Performance of Technique based on the Micro Structure of Product
Results of the technique show that metal, stone, or glass contaminations can be detected in chocolate bars with a spatial resolution of less than 1 millimeter, where the transmitted intensity for glass and stone contaminations is lower due to higher absorption and scattering losses. Metal, on the other hand, reflects all THz radiation, which decreases the transmitted intensity, and even if the chocolate is measured in its own original plastic package, the contamination is clearly visible. Plastic foil is nearly transparent to THz radiation, while aluminum foil reflects all THz radiation and thus cannot be investigated using the process (Jorden, Rutz and Koch 2006). Through the process, manufacturers will be able to examine and improve quality control of their products, given the speed and efficiency in producing the data and the scanning of the products. This process would help many chocolate manufacturers in detecting solid contaminations and reducing wastes. This would also improve the quality of products, as each chocolate bars or samples will have consistency in terms of content, weight and quality.
Moreover, results of the data show that if there are any contaminations inside the chocolate bar, like a stone or a glass splinter on the scale of millimeters, the THz pulses produce a different shape, where two smaller pulses appear close to each other, which are generated by two portions of the main THz pulse. One part of the pulse travels aside the contamination, and the second part travels through the contamination, which experiences a time delay due to the higher refractive index of the glass splinter or the small stone.

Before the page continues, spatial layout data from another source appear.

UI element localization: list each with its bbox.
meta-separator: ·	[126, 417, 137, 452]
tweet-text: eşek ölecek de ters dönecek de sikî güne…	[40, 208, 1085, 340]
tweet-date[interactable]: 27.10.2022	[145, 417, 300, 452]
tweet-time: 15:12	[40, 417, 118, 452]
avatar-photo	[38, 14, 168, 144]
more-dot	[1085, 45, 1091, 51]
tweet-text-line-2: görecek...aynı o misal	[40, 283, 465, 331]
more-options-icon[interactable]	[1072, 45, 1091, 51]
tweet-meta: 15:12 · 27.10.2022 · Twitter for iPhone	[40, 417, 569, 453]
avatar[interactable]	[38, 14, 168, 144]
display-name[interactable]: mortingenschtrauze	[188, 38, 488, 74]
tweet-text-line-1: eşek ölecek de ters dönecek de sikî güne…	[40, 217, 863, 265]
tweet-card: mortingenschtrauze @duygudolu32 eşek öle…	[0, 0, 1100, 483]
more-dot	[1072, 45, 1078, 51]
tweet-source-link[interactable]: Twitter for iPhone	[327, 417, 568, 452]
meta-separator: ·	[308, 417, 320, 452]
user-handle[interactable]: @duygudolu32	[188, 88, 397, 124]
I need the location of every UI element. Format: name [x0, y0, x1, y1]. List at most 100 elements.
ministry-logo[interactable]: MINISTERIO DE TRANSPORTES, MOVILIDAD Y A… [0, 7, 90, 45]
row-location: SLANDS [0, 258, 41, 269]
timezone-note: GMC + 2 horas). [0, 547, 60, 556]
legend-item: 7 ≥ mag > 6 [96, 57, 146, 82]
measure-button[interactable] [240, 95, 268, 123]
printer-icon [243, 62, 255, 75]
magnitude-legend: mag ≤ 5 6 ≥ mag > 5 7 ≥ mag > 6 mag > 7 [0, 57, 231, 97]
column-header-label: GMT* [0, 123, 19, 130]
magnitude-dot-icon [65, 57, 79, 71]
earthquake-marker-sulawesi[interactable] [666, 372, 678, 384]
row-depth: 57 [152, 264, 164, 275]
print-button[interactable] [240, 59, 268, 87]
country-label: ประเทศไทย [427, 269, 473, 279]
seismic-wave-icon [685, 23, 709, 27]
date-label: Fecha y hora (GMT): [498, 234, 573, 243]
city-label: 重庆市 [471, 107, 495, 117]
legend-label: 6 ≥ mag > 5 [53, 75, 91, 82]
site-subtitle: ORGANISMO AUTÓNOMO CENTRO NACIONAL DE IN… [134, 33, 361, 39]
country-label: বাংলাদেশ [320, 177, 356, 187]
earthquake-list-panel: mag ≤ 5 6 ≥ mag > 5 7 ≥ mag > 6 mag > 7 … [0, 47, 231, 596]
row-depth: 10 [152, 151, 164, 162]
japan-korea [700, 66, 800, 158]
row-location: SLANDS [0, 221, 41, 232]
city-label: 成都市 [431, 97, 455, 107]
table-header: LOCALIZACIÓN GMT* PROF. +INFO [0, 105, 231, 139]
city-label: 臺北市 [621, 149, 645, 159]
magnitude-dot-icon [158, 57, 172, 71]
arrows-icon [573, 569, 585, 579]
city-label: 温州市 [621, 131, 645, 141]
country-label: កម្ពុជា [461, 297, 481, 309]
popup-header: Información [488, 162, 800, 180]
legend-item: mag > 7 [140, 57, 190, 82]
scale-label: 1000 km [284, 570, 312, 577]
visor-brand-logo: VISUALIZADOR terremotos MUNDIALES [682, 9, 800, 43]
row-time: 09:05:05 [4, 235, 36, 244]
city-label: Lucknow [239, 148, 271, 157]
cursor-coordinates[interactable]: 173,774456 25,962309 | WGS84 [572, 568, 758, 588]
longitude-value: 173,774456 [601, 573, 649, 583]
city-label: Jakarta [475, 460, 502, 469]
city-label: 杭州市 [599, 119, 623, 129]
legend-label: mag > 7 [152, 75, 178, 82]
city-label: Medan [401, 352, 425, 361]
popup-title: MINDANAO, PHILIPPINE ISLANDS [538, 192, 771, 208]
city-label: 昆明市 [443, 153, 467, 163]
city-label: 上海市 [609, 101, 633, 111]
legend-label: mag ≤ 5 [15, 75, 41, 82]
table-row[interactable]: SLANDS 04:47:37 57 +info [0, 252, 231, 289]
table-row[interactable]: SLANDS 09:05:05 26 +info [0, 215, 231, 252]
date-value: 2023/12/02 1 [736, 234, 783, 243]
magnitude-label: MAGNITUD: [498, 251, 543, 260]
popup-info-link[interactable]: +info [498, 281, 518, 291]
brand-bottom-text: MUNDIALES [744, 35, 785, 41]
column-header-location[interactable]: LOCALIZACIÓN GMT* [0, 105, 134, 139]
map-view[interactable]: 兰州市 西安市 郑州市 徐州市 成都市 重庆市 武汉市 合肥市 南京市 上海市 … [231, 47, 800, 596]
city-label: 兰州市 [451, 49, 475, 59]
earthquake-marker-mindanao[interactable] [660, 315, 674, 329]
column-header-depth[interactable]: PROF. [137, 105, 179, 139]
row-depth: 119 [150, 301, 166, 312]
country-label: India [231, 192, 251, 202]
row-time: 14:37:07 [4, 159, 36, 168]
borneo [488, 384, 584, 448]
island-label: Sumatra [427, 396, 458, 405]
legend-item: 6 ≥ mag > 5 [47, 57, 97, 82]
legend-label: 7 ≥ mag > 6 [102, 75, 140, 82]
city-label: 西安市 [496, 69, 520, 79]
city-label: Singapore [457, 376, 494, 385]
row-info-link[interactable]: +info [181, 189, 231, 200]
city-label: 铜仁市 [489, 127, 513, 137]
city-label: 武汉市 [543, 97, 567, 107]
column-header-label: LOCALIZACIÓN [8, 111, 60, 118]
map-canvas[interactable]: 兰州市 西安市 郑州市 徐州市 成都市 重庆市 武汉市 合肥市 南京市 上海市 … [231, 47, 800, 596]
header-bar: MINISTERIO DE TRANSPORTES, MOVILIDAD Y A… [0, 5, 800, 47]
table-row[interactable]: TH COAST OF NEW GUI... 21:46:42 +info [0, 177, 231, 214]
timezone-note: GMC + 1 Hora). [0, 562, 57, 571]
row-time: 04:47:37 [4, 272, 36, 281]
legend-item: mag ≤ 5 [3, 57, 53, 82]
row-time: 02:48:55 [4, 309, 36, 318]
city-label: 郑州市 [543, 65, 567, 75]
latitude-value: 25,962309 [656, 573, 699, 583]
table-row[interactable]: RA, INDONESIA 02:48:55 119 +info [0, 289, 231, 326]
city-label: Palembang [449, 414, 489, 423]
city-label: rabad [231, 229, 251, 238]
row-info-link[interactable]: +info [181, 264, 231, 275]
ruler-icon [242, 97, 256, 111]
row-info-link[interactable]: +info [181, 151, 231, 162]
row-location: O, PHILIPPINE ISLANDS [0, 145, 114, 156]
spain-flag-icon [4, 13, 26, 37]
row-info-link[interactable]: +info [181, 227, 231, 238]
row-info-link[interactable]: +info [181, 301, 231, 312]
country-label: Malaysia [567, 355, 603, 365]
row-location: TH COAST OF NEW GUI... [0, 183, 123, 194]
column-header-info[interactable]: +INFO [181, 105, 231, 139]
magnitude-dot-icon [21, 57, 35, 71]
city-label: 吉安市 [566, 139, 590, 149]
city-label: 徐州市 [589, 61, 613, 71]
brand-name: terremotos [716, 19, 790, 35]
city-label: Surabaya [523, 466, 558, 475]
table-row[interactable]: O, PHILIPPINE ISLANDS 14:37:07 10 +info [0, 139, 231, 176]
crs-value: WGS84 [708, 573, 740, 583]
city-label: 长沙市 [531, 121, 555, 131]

Since the first THz pulse is smaller than the main one, a dip occurs in the sum of two line scans indicating the contamination (Jorden, Rutz and Koch 2006). Based on the results of the pulse, contamination will be detected effectively and efficiently because as the products pass through the detectors, quality control personnel will be able to detect the presence of unnecessary items in the products using the reading of the pulse. In this way, wastes will be lessened and quality of the products will be improved simultaneously.
Conclusion
The use of the Terahertz time-domain spectroscopy is one helpful technique in determining the contaminants in chocolate products. The use of this technique must be developed further to help lessen wastage and improve the quality control of chocolate manufacturing companies. In this way, they can meet the standards and focus on the satisfaction and loyalty of their customers.
References
Castro-Camus, E, Lloyd-Hughes, J, Johnston, M, Fraser, M, Tan, H, and Jagadish, C 2005, Polarization-Sensitive Terahertz Detection by Multicontact Photoconductive Receivers, Applied Physics Letters, vol. 86, no. 254102.
Jordens, C, Rutz, F and Koch, M 2006, Quality Assurance of Chocolate Products with Terahertz Imaging, Institute of Hochfrequenztechnik, Germany.
Marheineke, N 2007, Determination of Molecular Weight and Structural Distribution of Carrageenan Samples by Aqueous GPC, Laboratory Equipment, viewed 9 January 2007, <http://www.laboratoryequipment.com/ShowPR.aspx?PUBCODE=020&ACCT=2000012535&ISSUE=0505&RELTYPE=PR&ORIGRELTYPE=ACHF&PRODCODE=00004141&PRODLETT=D&CommonCount=0>.
Robinson, P and Sichina, B 2000, Characterization of Chocolate Using Power Compensated Differential Scanning Calorimetry, Thermal Analysis.